There’s also a new setting nestling among the car’s roster of selectable driving modes. As well as Comfort, Sport and Sport+ there is now an Eco Pro option on all models, designed to optimise the car for minimal consumption. It alters the throttle mapping and gearshift points, makes more thrifty use of power-hungry ancillaries like heated seats, and employs the dashboard to display exactly how much fuel has been saved.

3-Series interior

At next year’s Olympics, BMW will deploy a fleet of the most frugal of all 3-Series models, the 320d EfficientDynamics Edition.

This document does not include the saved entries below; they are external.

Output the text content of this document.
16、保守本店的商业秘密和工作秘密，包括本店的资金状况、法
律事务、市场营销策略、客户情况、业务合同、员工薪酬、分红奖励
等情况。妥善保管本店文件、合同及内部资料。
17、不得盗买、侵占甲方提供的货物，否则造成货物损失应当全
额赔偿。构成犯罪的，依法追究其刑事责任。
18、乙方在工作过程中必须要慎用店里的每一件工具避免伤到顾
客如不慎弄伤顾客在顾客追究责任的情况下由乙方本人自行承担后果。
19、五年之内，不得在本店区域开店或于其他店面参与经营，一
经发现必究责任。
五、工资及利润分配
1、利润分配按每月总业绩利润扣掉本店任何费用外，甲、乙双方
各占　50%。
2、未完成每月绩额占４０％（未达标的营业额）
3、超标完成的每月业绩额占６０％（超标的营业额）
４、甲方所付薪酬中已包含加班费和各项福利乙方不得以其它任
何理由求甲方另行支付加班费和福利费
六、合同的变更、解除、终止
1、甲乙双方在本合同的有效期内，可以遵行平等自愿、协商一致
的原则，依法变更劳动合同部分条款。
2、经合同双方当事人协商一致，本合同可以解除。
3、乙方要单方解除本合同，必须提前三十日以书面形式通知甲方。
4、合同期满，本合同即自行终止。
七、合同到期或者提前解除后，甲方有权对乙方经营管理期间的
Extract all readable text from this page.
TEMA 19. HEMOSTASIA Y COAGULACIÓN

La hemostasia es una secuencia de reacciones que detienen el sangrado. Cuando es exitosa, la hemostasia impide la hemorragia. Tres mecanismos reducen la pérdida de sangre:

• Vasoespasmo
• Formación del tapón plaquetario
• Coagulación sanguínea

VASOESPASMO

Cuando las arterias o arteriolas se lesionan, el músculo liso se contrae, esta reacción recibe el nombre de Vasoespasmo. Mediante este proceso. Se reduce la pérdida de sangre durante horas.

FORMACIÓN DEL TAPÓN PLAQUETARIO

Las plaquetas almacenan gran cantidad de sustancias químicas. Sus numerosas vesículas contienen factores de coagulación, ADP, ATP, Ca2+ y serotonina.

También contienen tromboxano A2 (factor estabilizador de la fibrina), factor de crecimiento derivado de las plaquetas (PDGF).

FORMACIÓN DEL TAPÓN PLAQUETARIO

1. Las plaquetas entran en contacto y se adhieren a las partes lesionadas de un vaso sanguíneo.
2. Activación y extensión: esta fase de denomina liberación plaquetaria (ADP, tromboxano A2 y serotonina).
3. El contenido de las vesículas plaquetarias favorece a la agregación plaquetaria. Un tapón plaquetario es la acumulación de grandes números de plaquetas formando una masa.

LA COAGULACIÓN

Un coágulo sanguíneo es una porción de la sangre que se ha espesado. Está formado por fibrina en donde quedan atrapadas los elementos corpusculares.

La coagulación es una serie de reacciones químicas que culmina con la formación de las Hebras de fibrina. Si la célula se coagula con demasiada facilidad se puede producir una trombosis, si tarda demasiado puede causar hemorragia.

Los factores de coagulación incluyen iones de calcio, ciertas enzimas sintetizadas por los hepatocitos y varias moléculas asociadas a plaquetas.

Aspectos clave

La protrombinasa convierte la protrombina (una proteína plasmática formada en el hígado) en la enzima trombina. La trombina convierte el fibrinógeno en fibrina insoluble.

Available only in SE trim and priced from £28,210, this car ekes 68.9mpg and 109g/km economy from its 163bhp, 2-litre four-pot diesel. Despite its frugality, it can still zip to 62mph in just eight seconds.

The tax-friendly CO2 rating of the EcoDynamics Edition, which sees it slot into Band B in the UK, has been achieved through an assortment of small changes. Most noticeable is a 21bhp drop in engine output compared with the standard 320d, but there is also longer gearing, lowered suspension and less rolling resistance from its 16-inch tyres.

ActiveHybrid 3

In the autumn of 2012 a new hybrid model will join the 3-Series range, although it’s unlikely to slot in at the cheapest or even the most frugal end of the line-up. The ActiveHybrid 3 will combine a 306bhp six-cylinder petrol engine with an eight-speed automatic transmission that includes an integrated 54bhp electric motor. A modest lithium-ion battery is mounted under the boot floor. BMW predicts economy of about 44mpg, which doesn’t sound too brilliant to me but is apparently 12.5% better economy than would be available from a conventional engine with the same peak power.

Before we see the hybrid 3-Series in the UK, we’ll get the ActiveHybrid 5, which goes on sale in February starting at a substantial £46,480. It will deploy the same engine and motor combination as the ActiveHybrid 3, capable of thrusting the larger BMW 5-Series saloon to 62mph in just 5.9 seconds. The smaller, lighter 3-Series will presumably be quicker still.